Take a commercial bank regulated by the Comptroller of the Currency. The bank is accustomed to implement, and then examine the instructions of the regulators. So, to the extent that such regulations impose additional due diligence requirements on a bank that is thinking about entering into an outsourcing transaction, the bank will have a basis to deal with these new vertical regulations. However, with new horizontal regulations, the institution may not be quite prepared to deal with them.
The scope of the Health Insurance Portability and Accountability Act (HIPAA), for example, is broader than they are with the vertical regulations. Also, the consequences are different. With the vertical regulations, the institution is generally subject to regulatory action (although shareholder suits are possible). While HIPAA does not allow for private right of action, the institution will have to deal with enforcement contexts that it may be unfamiliar with.
These principles apply even more to entities that are not accustomed to regulation. Such entities do not generally have procedures in place to identify, recognize and enforce regulatory mandates — particularly those that do not directly affect their operations. Say that an automotive products company is outsourcing its finance and accounting operations to an offshore service provider, and does not sufficiently protect the accounts receivable history of an EU individual with whom it is doing business.

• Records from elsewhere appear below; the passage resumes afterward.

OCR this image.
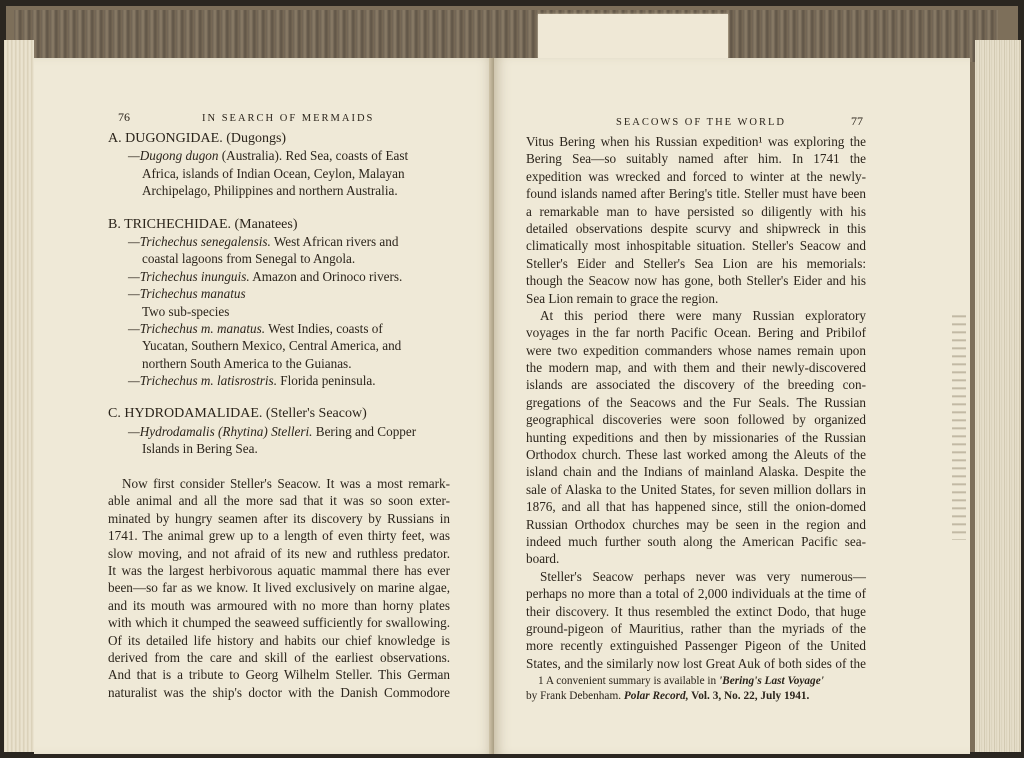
IN SEARCH OF MERMAIDS
76
A. DUGONGIDAE. (Dugongs)
—Dugong dugon (Australia). Red Sea, coasts of East
Africa, islands of Indian Ocean, Ceylon, Malayan
Archipelago, Philippines and northern Australia.
B. TRICHECHIDAE. (Manatees)
—Trichechus senegalensis. West African rivers and
coastal lagoons from Senegal to Angola.
—Trichechus inunguis. Amazon and Orinoco rivers.
—Trichechus manatus
Two sub-species
—Trichechus m. manatus. West Indies, coasts of
Yucatan, Southern Mexico, Central America, and
northern South America to the Guianas.
—Trichechus m. latisrostris. Florida peninsula.
C. HYDRODAMALIDAE. (Steller's Seacow)
—Hydrodamalis (Rhytina) Stelleri. Bering and Copper
Islands in Bering Sea.
Now first consider Steller's Seacow. It was a most remark-
able animal and all the more sad that it was so soon exter-
minated by hungry seamen after its discovery by Russians in
1741. The animal grew up to a length of even thirty feet, was
slow moving, and not afraid of its new and ruthless predator.
It was the largest herbivorous aquatic mammal there has ever
been—so far as we know. It lived exclusively on marine algae,
and its mouth was armoured with no more than horny plates
with which it chumped the seaweed sufficiently for swallowing.
Of its detailed life history and habits our chief knowledge is
derived from the care and skill of the earliest observations.
And that is a tribute to Georg Wilhelm Steller. This German
naturalist was the ship's doctor with the Danish Commodore
SEACOWS OF THE WORLD	77
Vitus Bering when his Russian expedition¹ was exploring the
Bering Sea—so suitably named after him. In 1741 the
expedition was wrecked and forced to winter at the newly-
found islands named after Bering's title. Steller must have been
a remarkable man to have persisted so diligently with his
detailed observations despite scurvy and shipwreck in this
climatically most inhospitable situation. Steller's Seacow and
Steller's Eider and Steller's Sea Lion are his memorials:
though the Seacow now has gone, both Steller's Eider and his
Sea Lion remain to grace the region.
At this period there were many Russian exploratory
voyages in the far north Pacific Ocean. Bering and Pribilof
were two expedition commanders whose names remain upon
the modern map, and with them and their newly-discovered
islands are associated the discovery of the breeding con-
gregations of the Seacows and the Fur Seals. The Russian
geographical discoveries were soon followed by organized
hunting expeditions and then by missionaries of the Russian
Orthodox church. These last worked among the Aleuts of the
island chain and the Indians of mainland Alaska. Despite the
sale of Alaska to the United States, for seven million dollars in
1876, and all that has happened since, still the onion-domed
Russian Orthodox churches may be seen in the region and
indeed much further south along the American Pacific sea-
board.
Steller's Seacow perhaps never was very numerous—
perhaps no more than a total of 2,000 individuals at the time of
their discovery. It thus resembled the extinct Dodo, that huge
ground-pigeon of Mauritius, rather than the myriads of the
more recently extinguished Passenger Pigeon of the United
States, and the similarly now lost Great Auk of both sides of the
1 A convenient summary is available in 'Bering's Last Voyage'
by Frank Debenham. Polar Record, Vol. 3, No. 22, July 1941.
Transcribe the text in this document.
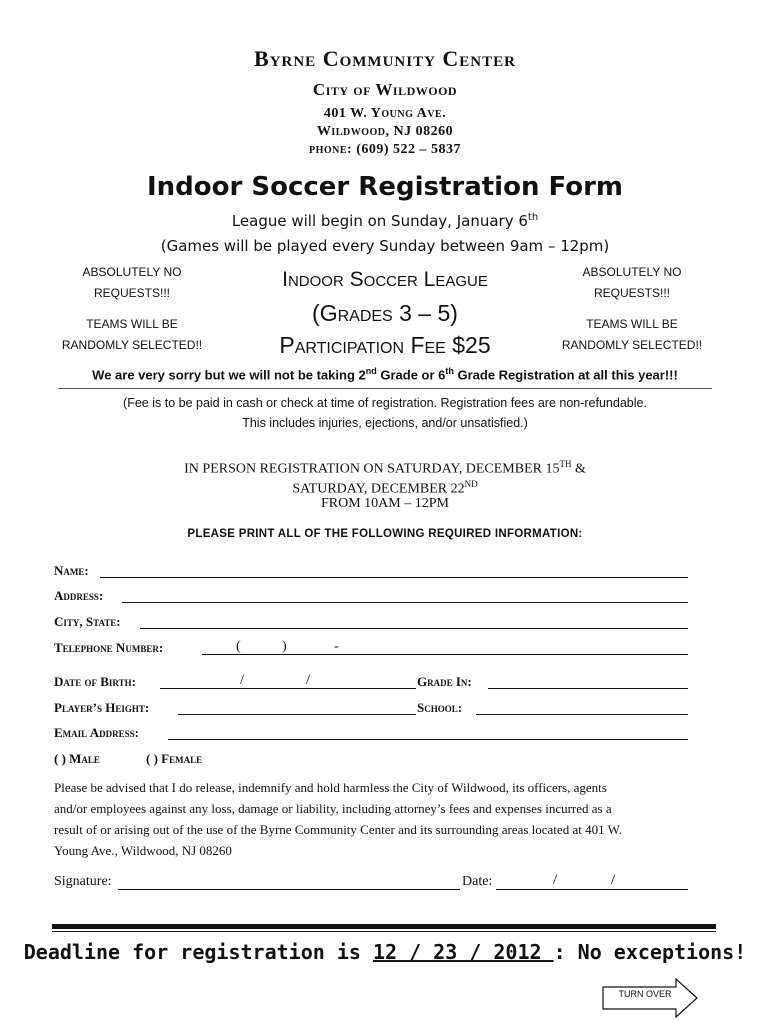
Byrne Community Center
City of Wildwood
401 W. Young Ave.
Wildwood, NJ 08260
phone: (609) 522 – 5837
Indoor Soccer Registration Form
League will begin on Sunday, January 6th
(Games will be played every Sunday between 9am – 12pm)
ABSOLUTELY NO
REQUESTS!!!
TEAMS WILL BE
RANDOMLY SELECTED!!
ABSOLUTELY NO
REQUESTS!!!
TEAMS WILL BE
RANDOMLY SELECTED!!
Indoor Soccer League
(Grades 3 – 5)
Participation Fee $25
We are very sorry but we will not be taking 2nd Grade or 6th Grade Registration at all this year!!!
(Fee is to be paid in cash or check at time of registration. Registration fees are non-refundable.
This includes injuries, ejections, and/or unsatisfied.)
IN PERSON REGISTRATION ON SATURDAY, DECEMBER 15TH &
SATURDAY, DECEMBER 22ND
FROM 10AM – 12PM
PLEASE PRINT ALL OF THE FOLLOWING REQUIRED INFORMATION:
Name:
Address:
City, State:
Telephone Number:	(	)	-
Date of Birth:	/	/	Grade In:
Player’s Height:	School:
Email Address:
( ) Male	( ) Female
Please be advised that I do release, indemnify and hold harmless the City of Wildwood, its officers, agents
and/or employees against any loss, damage or liability, including attorney’s fees and expenses incurred as a
result of or arising out of the use of the Byrne Community Center and its surrounding areas located at 401 W.
Young Ave., Wildwood, NJ 08260
Signature:	Date:	/	/
Deadline for registration is 12 / 23 / 2012 : No exceptions!
TURN OVER
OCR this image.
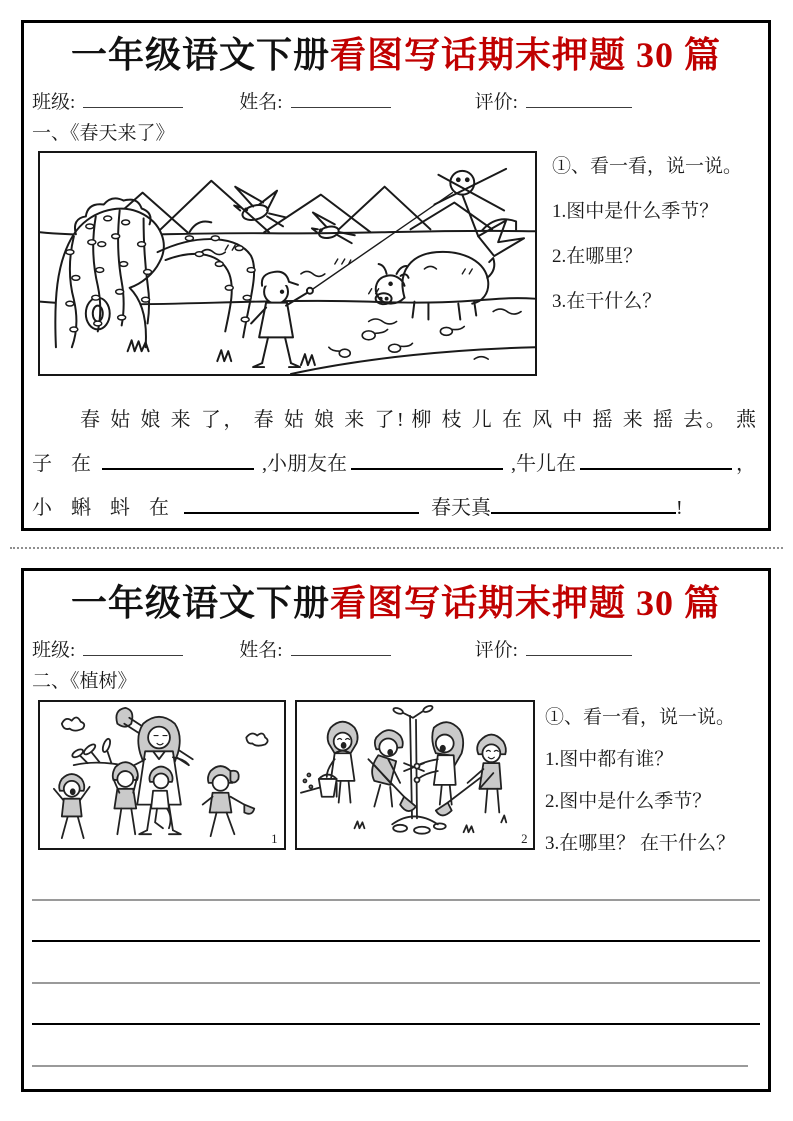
一年级语文下册看图写话期末押题 30 篇
班级:	姓名:	评价:
一、《春天来了》
①、看一看，说一说。
1.图中是什么季节？
2.在哪里？
3.在干什么？
春 姑 娘 来 了， 春 姑 娘 来 了! 柳 枝 儿 在 风 中 摇 来 摇 去。 燕
子 在	,小朋友在	,牛儿在	，
小 蝌 蚪 在	春天真	!
一年级语文下册看图写话期末押题 30 篇
班级:	姓名:	评价:
二、《植树》
1	2
①、看一看，说一说。
1.图中都有谁？
2.图中是什么季节？
3.在哪里？ 在干什么？
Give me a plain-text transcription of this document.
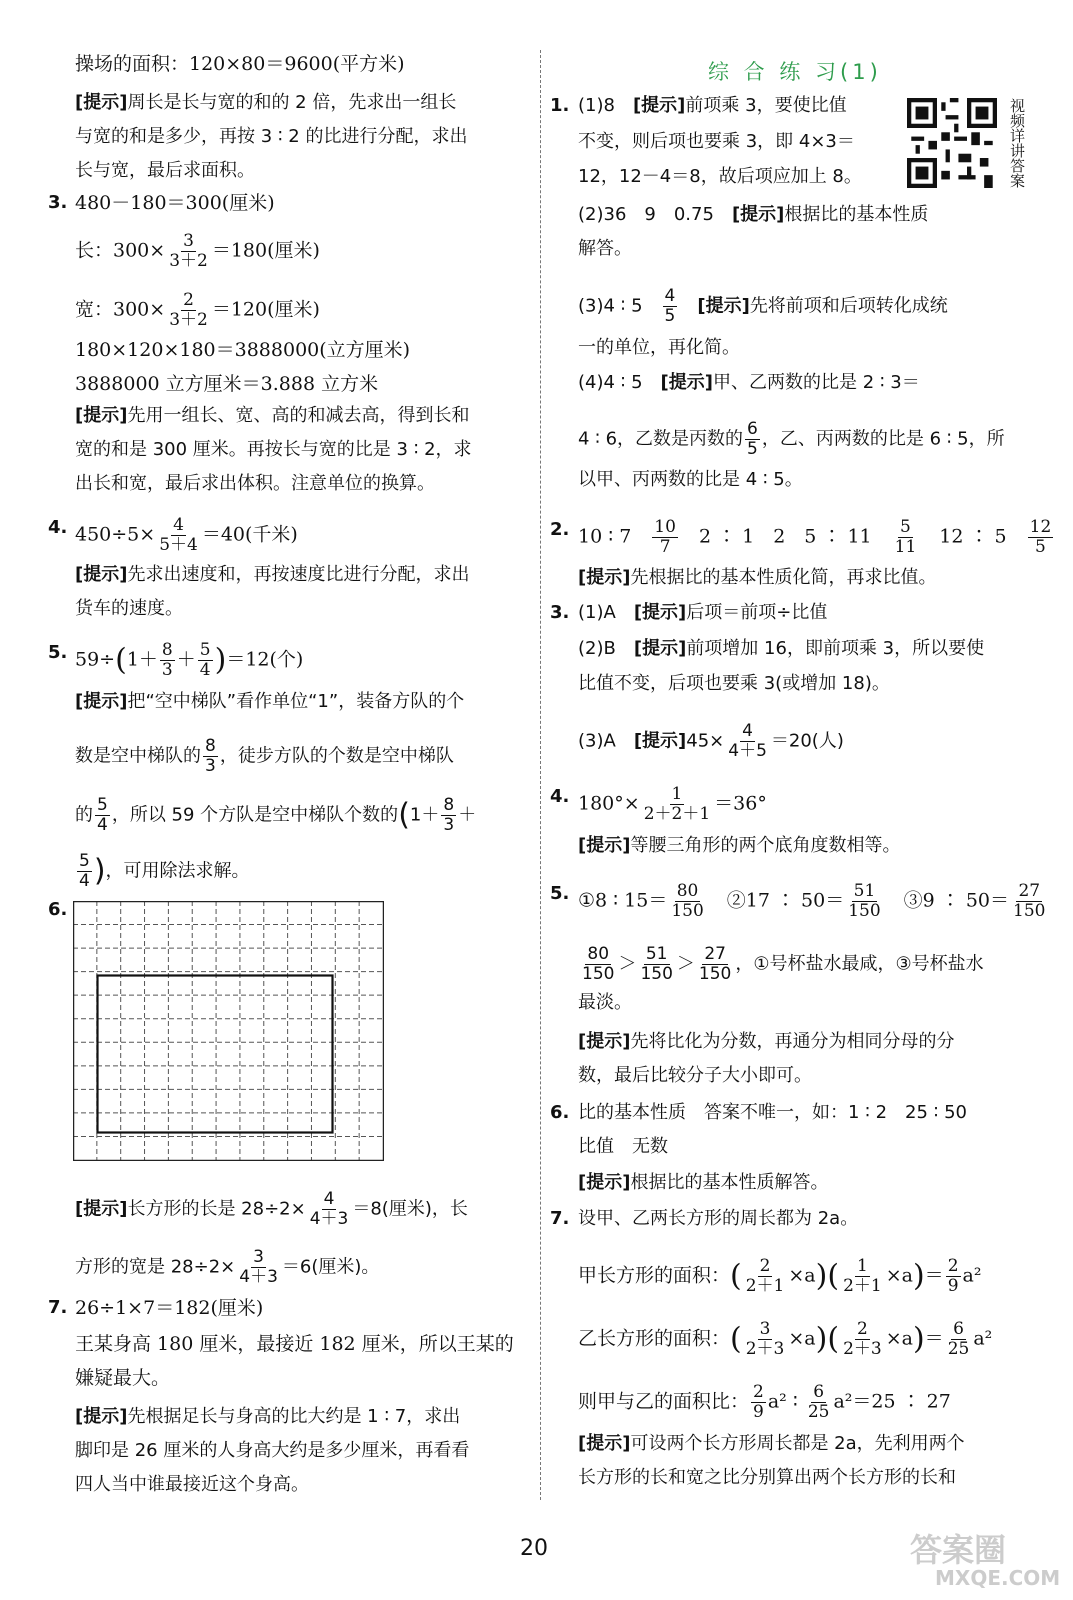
操场的面积：120×80＝9600(平方米)
[提示]周长是长与宽的和的 2 倍，先求出一组长
与宽的和是多少，再按 3 ∶ 2 的比进行分配，求出
长与宽，最后求面积。
3. 480－180＝300(厘米)
长：$300\times \frac{3}{3+2} =180$(厘米)
宽：$300\times \frac{2}{3+2} =120$(厘米)
180×120×180＝3888000(立方厘米)
3888000 立方厘米＝3.888 立方米
[提示]先用一组长、宽、高的和减去高，得到长和
宽的和是 300 厘米。再按长与宽的比是 3 ∶ 2，求
出长和宽，最后求出体积。注意单位的换算。
4. $450\div 5\times \frac{4}{5+4} =40$(千米)
[提示]先求出速度和，再按速度比进行分配，求出
货车的速度。
5. $59\div(1+ \frac{8}{3} + \frac{5}{4} )=12$(个)
[提示]把“空中梯队”看作单位“1”，装备方队的个
数是空中梯队的 $\frac{8}{3}$ ，徒步方队的个数是空中梯队
的 $\frac{5}{4}$ ，所以 59 个方队是空中梯队个数的($1+ \frac{8}{3}$ ＋
$\frac{5}{4}$ )，可用除法求解。
6.
[提示]长方形的长是 $28\div 2\times \frac{4}{4+3} =8$(厘米)，长
方形的宽是 $28\div 2\times \frac{3}{4+3} =6$(厘米)。
7. 26÷1×7＝182(厘米)
王某身高 180 厘米，最接近 182 厘米，所以王某的
嫌疑最大。
[提示]先根据足长与身高的比大约是 1 ∶ 7，求出
脚印是 26 厘米的人身高大约是多少厘米，再看看
四人当中谁最接近这个身高。
综 合 练 习(1)
视频详讲答案
1. (1)8　[提示]前项乘 3，要使比值
不变，则后项也要乘 3，即 4×3＝
12，12－4＝8，故后项应加上 8。
(2)36　9　0.75　[提示]根据比的基本性质
解答。
(3)4 ∶ 5　 $\frac{4}{5}$ 　[提示]先将前项和后项转化成统
一的单位，再化简。
(4)4 ∶ 5　[提示]甲、乙两数的比是 2 ∶ 3＝
4 ∶ 6，乙数是丙数的 $\frac{6}{5}$ ，乙、丙两数的比是 6 ∶ 5，所
以甲、丙两数的比是 4 ∶ 5。
2. 10 ∶ 7　 $\frac{10}{7}$ 　2 ∶ 1　2　5 ∶ 11　 $\frac{5}{11}$ 　12 ∶ 5　 $\frac{12}{5}$
[提示]先根据比的基本性质化简，再求比值。
3. (1)A　[提示]后项＝前项÷比值
(2)B　[提示]前项增加 16，即前项乘 3，所以要使
比值不变，后项也要乘 3(或增加 18)。
(3)A　[提示]$45\times \frac{4}{4+5} =20$(人)
4. $180^\circ\times \frac{1}{2+2+1} =36^\circ$
[提示]等腰三角形的两个底角度数相等。
5. ①8 ∶ $15= \frac{80}{150}$ 　②17 ∶ $50= \frac{51}{150}$ 　③9 ∶ $50= \frac{27}{150}$
$\frac{80}{150} > \frac{51}{150} > \frac{27}{150}$ ，①号杯盐水最咸，③号杯盐水
最淡。
[提示]先将比化为分数，再通分为相同分母的分
数，最后比较分子大小即可。
6. 比的基本性质　答案不唯一，如：1 ∶ 2　25 ∶ 50
比值　无数
[提示]根据比的基本性质解答。
7. 设甲、乙两长方形的周长都为 2a。
甲长方形的面积：( $\frac{2}{2+1} \times a)( \frac{1}{2+1} \times a)= \frac{2}{9} a^2$
乙长方形的面积：( $\frac{3}{2+3} \times a)( \frac{2}{2+3} \times a)= \frac{6}{25} a^2$
则甲与乙的面积比： $\frac{2}{9} a^2$ ∶ $\frac{6}{25} a^2=25$ ∶ 27
[提示]可设两个长方形周长都是 2a，先利用两个
长方形的长和宽之比分别算出两个长方形的长和
20	答案圈
MXQE.COM
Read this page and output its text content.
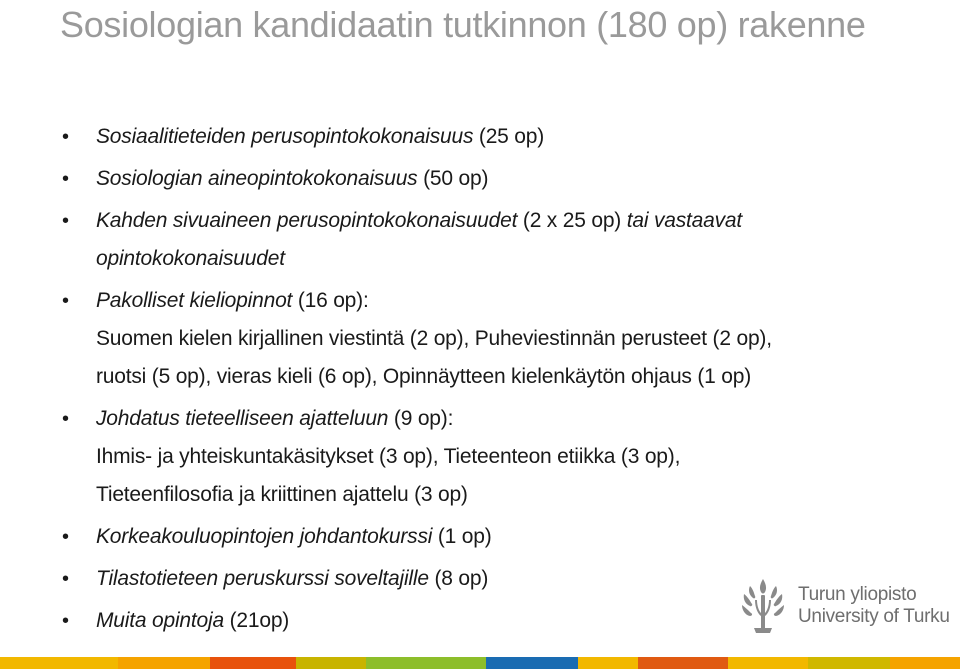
Sosiologian kandidaatin tutkinnon (180 op) rakenne
• Sosiaalitieteiden perusopintokokonaisuus (25 op)
• Sosiologian aineopintokokonaisuus (50 op)
• Kahden sivuaineen perusopintokokonaisuudet (2 x 25 op) tai vastaavat
opintokokonaisuudet
• Pakolliset kieliopinnot (16 op):
Suomen kielen kirjallinen viestintä (2 op), Puheviestinnän perusteet (2 op),
ruotsi (5 op), vieras kieli (6 op), Opinnäytteen kielenkäytön ohjaus (1 op)
• Johdatus tieteelliseen ajatteluun (9 op):
Ihmis- ja yhteiskuntakäsitykset (3 op), Tieteenteon etiikka (3 op),
Tieteenfilosofia ja kriittinen ajattelu (3 op)
• Korkeakouluopintojen johdantokurssi (1 op)
• Tilastotieteen peruskurssi soveltajille (8 op)
• Muita opintoja (21op)
Turun yliopisto
University of Turku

That company may be surprised that it has violated the EU standards, and if subject to the EU regulators will scramble to come up with a response.
The area of privacy controls is one where many companies may face unanticipated costs. Say, for example, a tape containing the personally identifiable information of 100,000 individuals “falls off of the back of a truck” of the outsourcer (this actually happens!). Under many state-notification laws, the company must send notice to individuals potentially affected. This, dealing with the publicity, reputation damage, and dealing with regulators and the individuals after notice, costs money.
In the financial-services industry, and in other industries, the law sometimes requires that the company should provide credit reports for a year to the individuals affected to ensure that their identities have not been impaired as a result of the loss of personally identifiable information. Those credit reports come at a cost of at least $100 for the notice, resulting in a loss to the company of $10 million at 100,000 people. Is the company prepared to negotiate additional penalties with the regulators and to absorb all of that loss — possibly influencing the returns that it anticipated obtaining from the outsourcer?
The point of all of this is that, whether offshore or onshore, the confluence of increased regulations and increased outsourcing will result in increasingly intense scrutiny by regulators of outsourcing relationships. Companies in regulated industries have experience and some base mechanisms for dealing with these. Companies that are not in regulated industries need to be particularly cognizant of these trends (especially before entering into seven to 10 year outsourcing contracts), anticipate the proper cost and risk allocation among themselves and the outsourcers, and establish appropriate internal mechanisms to mitigate those risks.